C&VG


Soldier Of Fortune

Author: Tony Dillon
Publisher: Firebird
Machine: Spectrum 48K

 
Published in Computer & Video Games #85

Soldier Of Fortune

In the last few months, the legal wobblies over Graftgold have tended to cause more excitement than their games. In the battle between Hewson and Telecomsoft over the rights to programmers Andrew Braybrook and Steve Turner's work, no-one seems to have come out best. So far, Firebird have come up with Magnetron (very much a re-run of Quazatron) and Morpheus, a pretty but unplayable shoot-'em-up.

Maybe Soldier Of Fortune will be the turning point. Written by John Cumming, it's not what you'd expect from Graftgold at all. It's fantasy arcade adventure rather than a space extravaganza, and it certainly doesn't set any new standards in either originality or programming excellence.

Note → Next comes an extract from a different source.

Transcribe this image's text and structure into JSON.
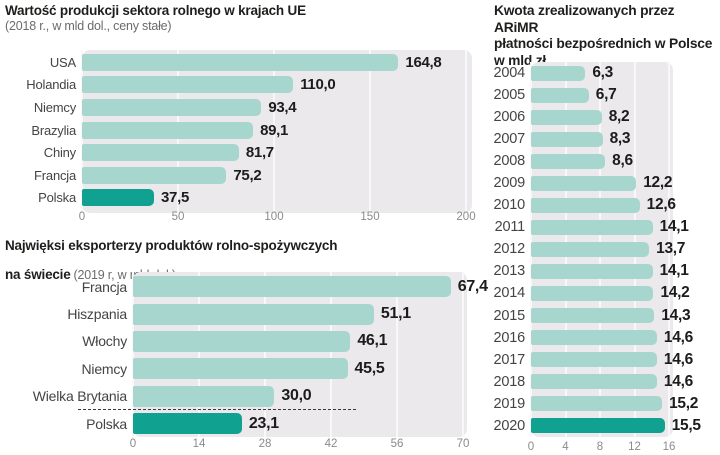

You'll want to know the plot, although frankly it's the normal sword-and-sorcery tosh. Evil mage Krillys has unleashed a horde of demons on the world by damaging the Zodiac Power Source. Your task, as either Tartarus or Teron (or both in the two-player version) is to find the Source, return it to its rightful place and save a whole forest full of grateful pixies.

Soldier Of Fortune

Tartarus and Teron can walk, run, jump, climb and open doors, all under joystick control. In two player mode, the game "camera" attempts to follow whichever player pressed his fire button first, so it's in your interest to stick together. If the other player disappears off the screen, he will lose energy swiftly.

The Commodore version has very poor background graphics of trees, platforms, ladders and walkways. The monster sprites dance around smoothly while the screen scrolls around, but the design is so poor that you can't make out what most of them are supposed to be - bats, wolves, whatever. In fact, the whole production looks like a second-rate version of Ghosts And Goblins, with only the excellent theme music and spot effects feeling more up-to-date. In contrast, the Spectrum version looks completely different, with larger, more interesting sprite designs, nicely detailed status indicators and decorative screen borders. They're like two completely different games, and the Spectrum version is immensely superior.

What they have in common is the basic plot. In order to complete your quest you have to collect magical tokens, find your way through mystic transporters, and obtain new weapons to protect you against ever more ferocious enemies. In the Commodore version, you can enter shops in villages, and, if you have found golden tokens, trade with the villagers for extra weapons, shields, keys and scrolls. The trading sequence is graphically uninteresting and doesn't add much to the game, so it's no loss that the Spectrum version doesn't have one; here, it's just a matter of finding tokens hidden on the bodies of dead adventurers, and collecting enough to earn you the protection of a guardian spirit as you fight against the final monster on each level.

The Commodore 64 version, then, is a dead standard, pretty boring pot boiler which does little to add to Graftgold's reputation. The Spectrum version, in contrast, is interesting and imaginative, featuring touches like flying platforms, giant monsters and imaginatively designed sprites which make it more than your run-of-the-mill pixie shoot-'em-up.